Backend Development 9 min read

Understanding Go's CSP Concurrency Model and Scheduler (MPG)

This article explains Go's concurrency foundations, detailing the difference between concurrency and parallelism, the CSP model using goroutines and channels, and the internal M‑P‑G scheduler architecture that balances work across processors and system threads.

Beike Product & Technology
Beike Product & Technology
Beike Product & Technology
Understanding Go's CSP Concurrency Model and Scheduler (MPG)

1. Background Go was designed with concurrency as a core feature, attracting developers worldwide due to its built‑in support for concurrent execution.

2. Concurrency and Parallelism Concurrency refers to multiple tasks making progress over time, regardless of whether they run simultaneously, while parallelism means tasks execute at the exact same instant; concurrency includes parallelism.

3. Go's CSP Concurrency Model Go supports two concurrency styles: the traditional shared‑memory multithreading model and the CSP (Communicating Sequential Processes) model, which emphasizes communication over shared memory. The key principle is “Do not communicate by sharing memory; instead, share memory by communicating.” In Go, CSP is realized with goroutine and channel . A goroutine is a lightweight thread‑like execution unit, and a channel provides a pipe‑like communication mechanism between goroutines.

Creating a goroutine is as simple as calling a function with the go keyword, e.g., go f(); . Sending data uses channel <- data and receiving uses <-channel . Both send and receive operations block until the counterpart is ready, ensuring synchronized communication.

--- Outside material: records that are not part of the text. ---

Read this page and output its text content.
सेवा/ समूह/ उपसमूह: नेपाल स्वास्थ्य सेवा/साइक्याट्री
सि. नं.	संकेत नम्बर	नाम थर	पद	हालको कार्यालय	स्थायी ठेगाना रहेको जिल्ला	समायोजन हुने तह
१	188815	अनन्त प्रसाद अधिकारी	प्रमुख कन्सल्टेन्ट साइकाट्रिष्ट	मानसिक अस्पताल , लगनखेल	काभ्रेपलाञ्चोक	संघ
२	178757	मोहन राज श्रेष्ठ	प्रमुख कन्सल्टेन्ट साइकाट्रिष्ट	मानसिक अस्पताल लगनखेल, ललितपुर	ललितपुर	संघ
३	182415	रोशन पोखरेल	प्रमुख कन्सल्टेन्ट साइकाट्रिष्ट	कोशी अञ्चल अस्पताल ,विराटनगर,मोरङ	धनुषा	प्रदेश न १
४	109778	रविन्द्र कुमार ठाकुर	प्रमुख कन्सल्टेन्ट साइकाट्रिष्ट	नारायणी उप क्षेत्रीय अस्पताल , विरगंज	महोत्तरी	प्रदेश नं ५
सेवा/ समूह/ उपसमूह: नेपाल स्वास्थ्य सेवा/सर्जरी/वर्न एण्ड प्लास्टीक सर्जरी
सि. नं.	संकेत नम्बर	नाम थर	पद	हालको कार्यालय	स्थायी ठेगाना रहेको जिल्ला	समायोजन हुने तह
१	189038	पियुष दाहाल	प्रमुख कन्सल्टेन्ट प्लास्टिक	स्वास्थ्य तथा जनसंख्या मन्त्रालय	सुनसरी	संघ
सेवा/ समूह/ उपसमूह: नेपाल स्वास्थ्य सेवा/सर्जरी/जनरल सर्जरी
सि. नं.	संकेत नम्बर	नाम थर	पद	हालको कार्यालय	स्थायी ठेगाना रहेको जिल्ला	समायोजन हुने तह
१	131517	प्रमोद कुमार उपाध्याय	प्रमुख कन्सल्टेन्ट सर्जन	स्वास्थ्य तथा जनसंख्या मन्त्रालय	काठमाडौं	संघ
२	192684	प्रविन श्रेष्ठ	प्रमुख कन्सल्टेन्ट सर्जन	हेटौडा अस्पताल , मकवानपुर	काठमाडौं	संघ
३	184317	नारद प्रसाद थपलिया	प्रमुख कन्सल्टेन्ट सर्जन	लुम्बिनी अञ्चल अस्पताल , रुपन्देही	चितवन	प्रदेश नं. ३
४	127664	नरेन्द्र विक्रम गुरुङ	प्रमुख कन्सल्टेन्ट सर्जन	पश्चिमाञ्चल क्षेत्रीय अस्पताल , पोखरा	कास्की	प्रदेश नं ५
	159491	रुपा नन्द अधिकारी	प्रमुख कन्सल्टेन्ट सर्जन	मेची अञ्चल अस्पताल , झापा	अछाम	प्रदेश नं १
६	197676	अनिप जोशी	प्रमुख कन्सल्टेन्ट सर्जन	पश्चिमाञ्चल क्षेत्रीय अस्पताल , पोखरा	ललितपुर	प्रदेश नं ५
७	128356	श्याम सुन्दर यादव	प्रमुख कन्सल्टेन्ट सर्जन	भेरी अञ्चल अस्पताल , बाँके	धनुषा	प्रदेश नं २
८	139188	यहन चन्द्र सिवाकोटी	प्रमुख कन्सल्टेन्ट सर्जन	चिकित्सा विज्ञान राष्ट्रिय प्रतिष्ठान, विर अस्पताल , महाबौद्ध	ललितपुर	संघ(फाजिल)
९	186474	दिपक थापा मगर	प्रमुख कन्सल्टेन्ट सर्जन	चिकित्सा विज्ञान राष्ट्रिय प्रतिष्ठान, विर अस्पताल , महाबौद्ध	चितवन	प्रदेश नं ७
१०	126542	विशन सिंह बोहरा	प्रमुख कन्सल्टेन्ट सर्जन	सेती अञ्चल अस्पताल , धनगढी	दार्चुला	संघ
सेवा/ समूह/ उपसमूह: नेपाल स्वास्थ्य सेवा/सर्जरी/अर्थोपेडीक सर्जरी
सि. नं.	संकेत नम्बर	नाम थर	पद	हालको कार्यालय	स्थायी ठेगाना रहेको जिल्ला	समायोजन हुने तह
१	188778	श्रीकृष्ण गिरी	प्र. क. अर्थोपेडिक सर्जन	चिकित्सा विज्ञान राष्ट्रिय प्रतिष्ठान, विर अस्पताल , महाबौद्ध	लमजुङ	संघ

4. Go Concurrency Model Implementation At the OS level, all concurrency ultimately maps to threads. Go’s runtime distinguishes user‑space threads (goroutines) from kernel threads (M). The thread model can be classified as user‑level, kernel‑level, or two‑level; Go adopts a special two‑level model called the MPG model.

5. Go Thread Implementation Model (MPG) M stands for Machine and maps to a kernel thread. P stands for Processor, providing the execution context for user‑level code. G stands for Goroutine, the lightweight thread. The relationship is visualized as M ↔ P ↔ multiple Gs. The number of Ps is set by the GOMAXPROCS environment variable or runtime.GOMAXPROCS() . Active Gs run on Ps, while idle Gs are placed in runqueues (local and global) for scheduling.

6. Dropping a Processor (P) When a system call blocks, the current M discards its P, allowing other goroutines to be scheduled on a different M. After the syscall returns, the original M may steal a P or place its goroutine back into a global runqueue.

7. Balanced Work Distribution If a P’s local runqueue is empty, it steals half of the goroutines from another P’s queue, ensuring load balancing across processors.

References: The Go scheduler, 《Go并发编程第一版》.